Brownback signs 17 bills into law

TOPEKA, KAN. ----- Kansas Gov. Sam Brownback signed 17 bills into law this week. This brings the total number of bills signed into law to 118.

One bill has been vetoed and one passed into law without signature.

The following 11 bills were signed on Monday, May 12:

  • HB 2687 – allows the state to conduct an administrative hearing regarding unclaimed property
  • Senate Substitute for HB 2448 – enacts “Katie’s Law” regarding collection of DNA samples; better defines the crime of interference with judicial process, addresses statutes of limitation for some cases and realigns judicial responsibility at sentencing.
  • HB 2312 – addresses investment of idle funds by local governments
  • HB 2487 – addresses construction of electrical transmission lines and obtaining certification of public convenience or necessity from the KCC.
  • HB 2537 – requires disclosure statements in insurance contracts.
  • HB 2551 – repeals the regulation of PCB disposal facilities and the atmospheric mercury deposition network.
  • HB 2850 – amendments regarding the real estate appraisers board and compliance with uniform standards
  • HB 2596 – computation of retirement benefits as to state officers or employees who are furloughed or have a reduction in pay.
  • HB 2668 – addresses health insurance for qualified professional associations 
  • Senate Substitute for HB 2616 – authorizes the Dept. of Labor to conduct a study to begin a state-certified OSHA compliance program.
  • Senate Substitute for HB 2693 – permits testing by community colleges for commercial driver’s licenses.
  • Substitute HB 2246 – allows for a peer review process for the Board of Technical Professions.

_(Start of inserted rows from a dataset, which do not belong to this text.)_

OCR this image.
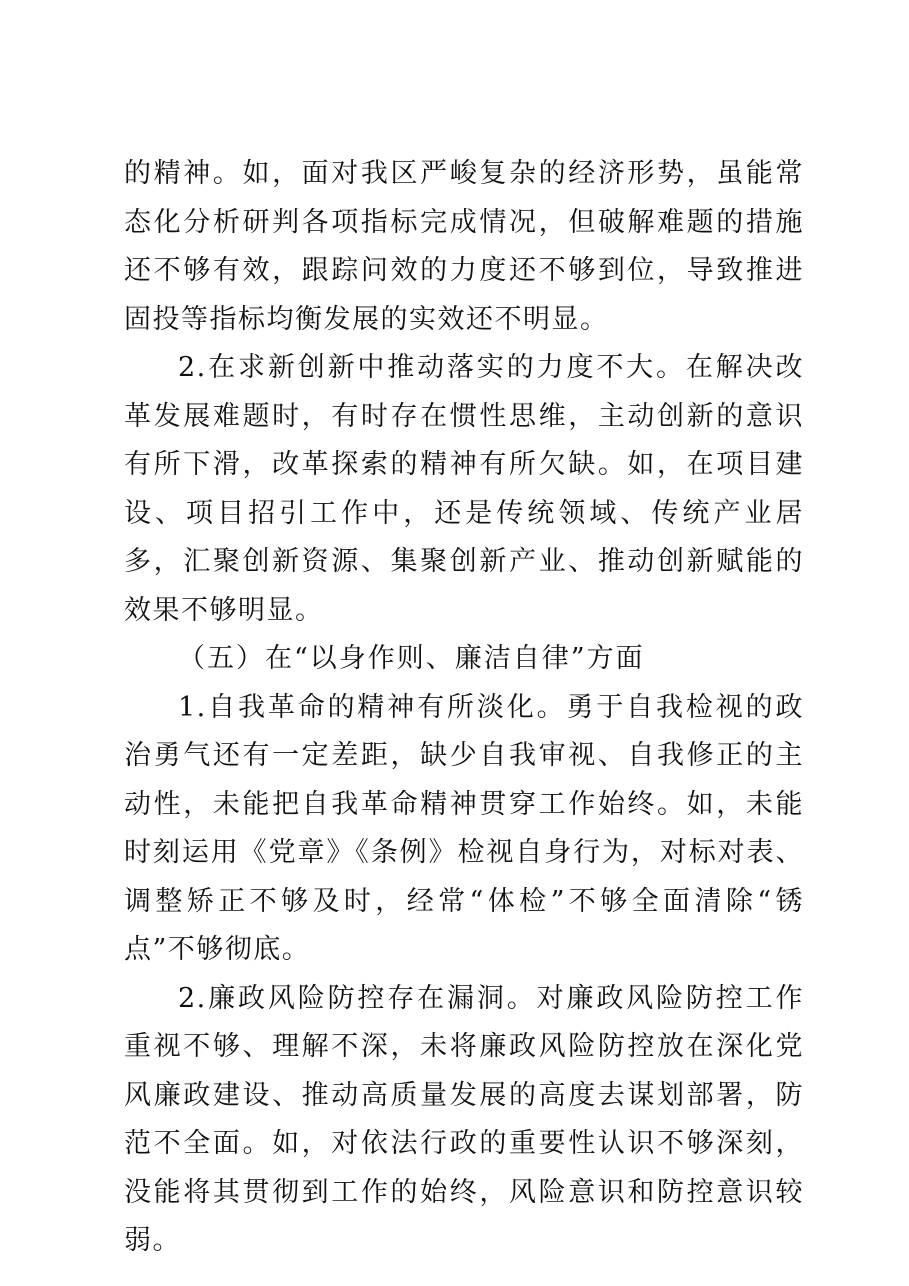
的精神。如，面对我区严峻复杂的经济形势，虽能常态化分析研判各项指标完成情况，但破解难题的措施还不够有效，跟踪问效的力度还不够到位，导致推进固投等指标均衡发展的实效还不明显。

2.在求新创新中推动落实的力度不大。在解决改革发展难题时，有时存在惯性思维，主动创新的意识有所下滑，改革探索的精神有所欠缺。如，在项目建设、项目招引工作中，还是传统领域、传统产业居多，汇聚创新资源、集聚创新产业、推动创新赋能的效果不够明显。

（五）在“以身作则、廉洁自律”方面

1.自我革命的精神有所淡化。勇于自我检视的政治勇气还有一定差距，缺少自我审视、自我修正的主动性，未能把自我革命精神贯穿工作始终。如，未能时刻运用《党章》《条例》检视自身行为，对标对表、调整矫正不够及时，经常“体检”不够全面清除“锈点”不够彻底。

2.廉政风险防控存在漏洞。对廉政风险防控工作重视不够、理解不深，未将廉政风险防控放在深化党风廉政建设、推动高质量发展的高度去谋划部署，防范不全面。如，对依法行政的重要性认识不够深刻，没能将其贯彻到工作的始终，风险意识和防控意识较弱。
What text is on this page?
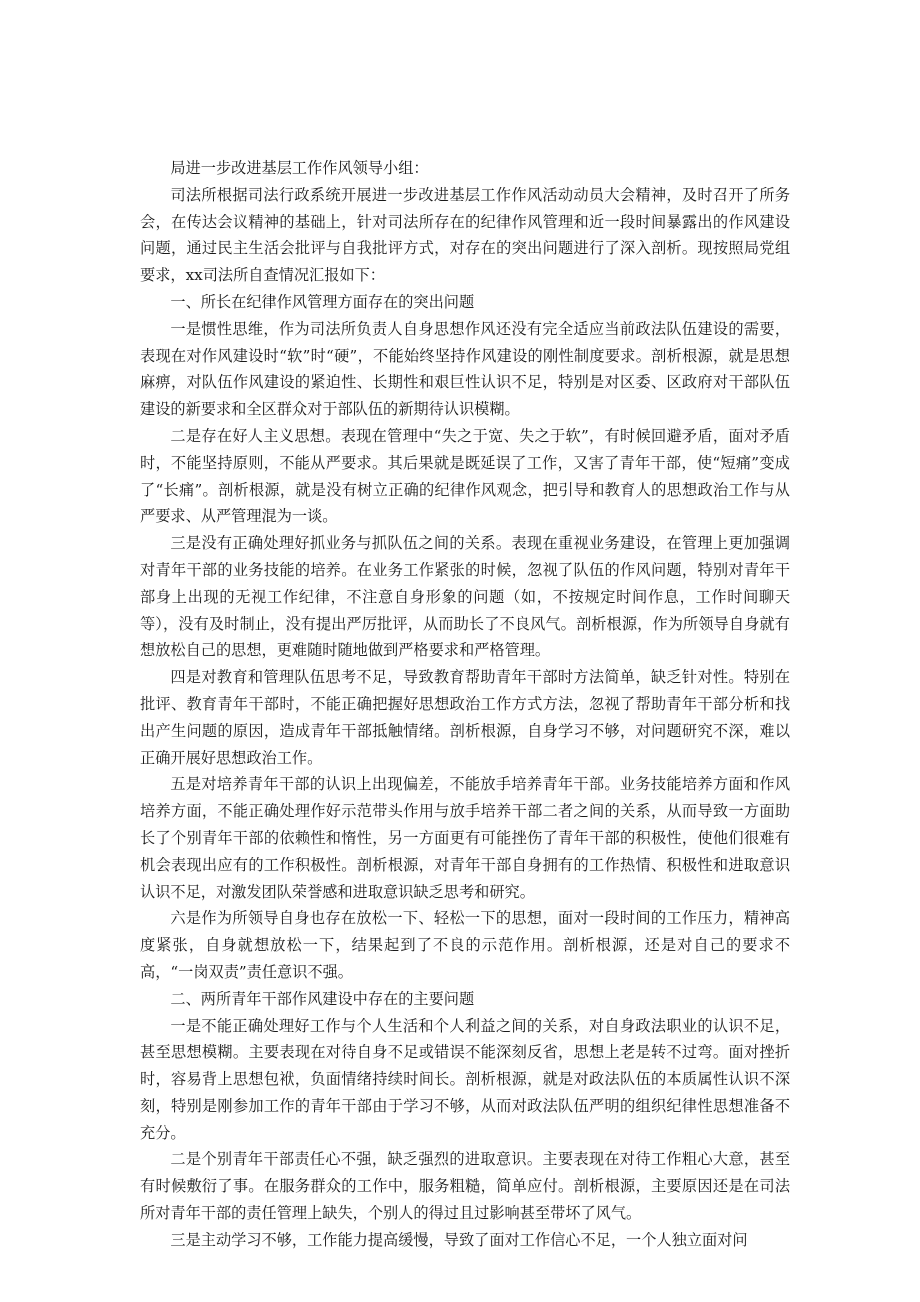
局进一步改进基层工作作风领导小组：

司法所根据司法行政系统开展进一步改进基层工作作风活动动员大会精神，及时召开了所务会，在传达会议精神的基础上，针对司法所存在的纪律作风管理和近一段时间暴露出的作风建设问题，通过民主生活会批评与自我批评方式，对存在的突出问题进行了深入剖析。现按照局党组要求，xx司法所自查情况汇报如下：

一、所长在纪律作风管理方面存在的突出问题

一是惯性思维，作为司法所负责人自身思想作风还没有完全适应当前政法队伍建设的需要，表现在对作风建设时“软”时“硬”，不能始终坚持作风建设的刚性制度要求。剖析根源，就是思想麻痹，对队伍作风建设的紧迫性、长期性和艰巨性认识不足，特别是对区委、区政府对干部队伍建设的新要求和全区群众对于部队伍的新期待认识模糊。

二是存在好人主义思想。表现在管理中“失之于宽、失之于软”，有时候回避矛盾，面对矛盾时，不能坚持原则，不能从严要求。其后果就是既延误了工作，又害了青年干部，使“短痛”变成了“长痛”。剖析根源，就是没有树立正确的纪律作风观念，把引导和教育人的思想政治工作与从严要求、从严管理混为一谈。

三是没有正确处理好抓业务与抓队伍之间的关系。表现在重视业务建设，在管理上更加强调对青年干部的业务技能的培养。在业务工作紧张的时候，忽视了队伍的作风问题，特别对青年干部身上出现的无视工作纪律，不注意自身形象的问题（如，不按规定时间作息，工作时间聊天等），没有及时制止，没有提出严厉批评，从而助长了不良风气。剖析根源，作为所领导自身就有想放松自己的思想，更难随时随地做到严格要求和严格管理。

四是对教育和管理队伍思考不足，导致教育帮助青年干部时方法简单，缺乏针对性。特别在批评、教育青年干部时，不能正确把握好思想政治工作方式方法，忽视了帮助青年干部分析和找出产生问题的原因，造成青年干部抵触情绪。剖析根源，自身学习不够，对问题研究不深，难以正确开展好思想政治工作。

五是对培养青年干部的认识上出现偏差，不能放手培养青年干部。业务技能培养方面和作风培养方面，不能正确处理作好示范带头作用与放手培养干部二者之间的关系，从而导致一方面助长了个别青年干部的依赖性和惰性，另一方面更有可能挫伤了青年干部的积极性，使他们很难有机会表现出应有的工作积极性。剖析根源，对青年干部自身拥有的工作热情、积极性和进取意识认识不足，对激发团队荣誉感和进取意识缺乏思考和研究。

六是作为所领导自身也存在放松一下、轻松一下的思想，面对一段时间的工作压力，精神高度紧张，自身就想放松一下，结果起到了不良的示范作用。剖析根源，还是对自己的要求不高，“一岗双责”责任意识不强。

二、两所青年干部作风建设中存在的主要问题

一是不能正确处理好工作与个人生活和个人利益之间的关系，对自身政法职业的认识不足，甚至思想模糊。主要表现在对待自身不足或错误不能深刻反省，思想上老是转不过弯。面对挫折时，容易背上思想包袱，负面情绪持续时间长。剖析根源，就是对政法队伍的本质属性认识不深刻，特别是刚参加工作的青年干部由于学习不够，从而对政法队伍严明的组织纪律性思想准备不充分。

二是个别青年干部责任心不强，缺乏强烈的进取意识。主要表现在对待工作粗心大意，甚至有时候敷衍了事。在服务群众的工作中，服务粗糙，简单应付。剖析根源，主要原因还是在司法所对青年干部的责任管理上缺失，个别人的得过且过影响甚至带坏了风气。

三是主动学习不够，工作能力提高缓慢，导致了面对工作信心不足，一个人独立面对问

The following six bills were signed on Tuesday, May 13.

  • HB 2568 – provides guidelines on child support.
  • HB 2172 – provides clarification and amendments to the law governing cemetery corporations.
  • HB 2086 – addresses Community Improvement Districts and Tax Increment Financing and allows additional flexibility in economic development
  • HB 2490 – provides the default sentence for capital murder as the “Hard 50” which may be reduced for mitigating circumstances; and felony murder sentencing as the “Hard 25.”
  • HB 2143 – a reconciliation bill from the Office of the Revisor of Statutes.
  • HB 2515 –follow-up bill from the executive branch reorganization in 2012.

By law, the Kansas governor has 10 calendar days to sign the bill into law, veto the bill or allow the bill to become law without his or her signature.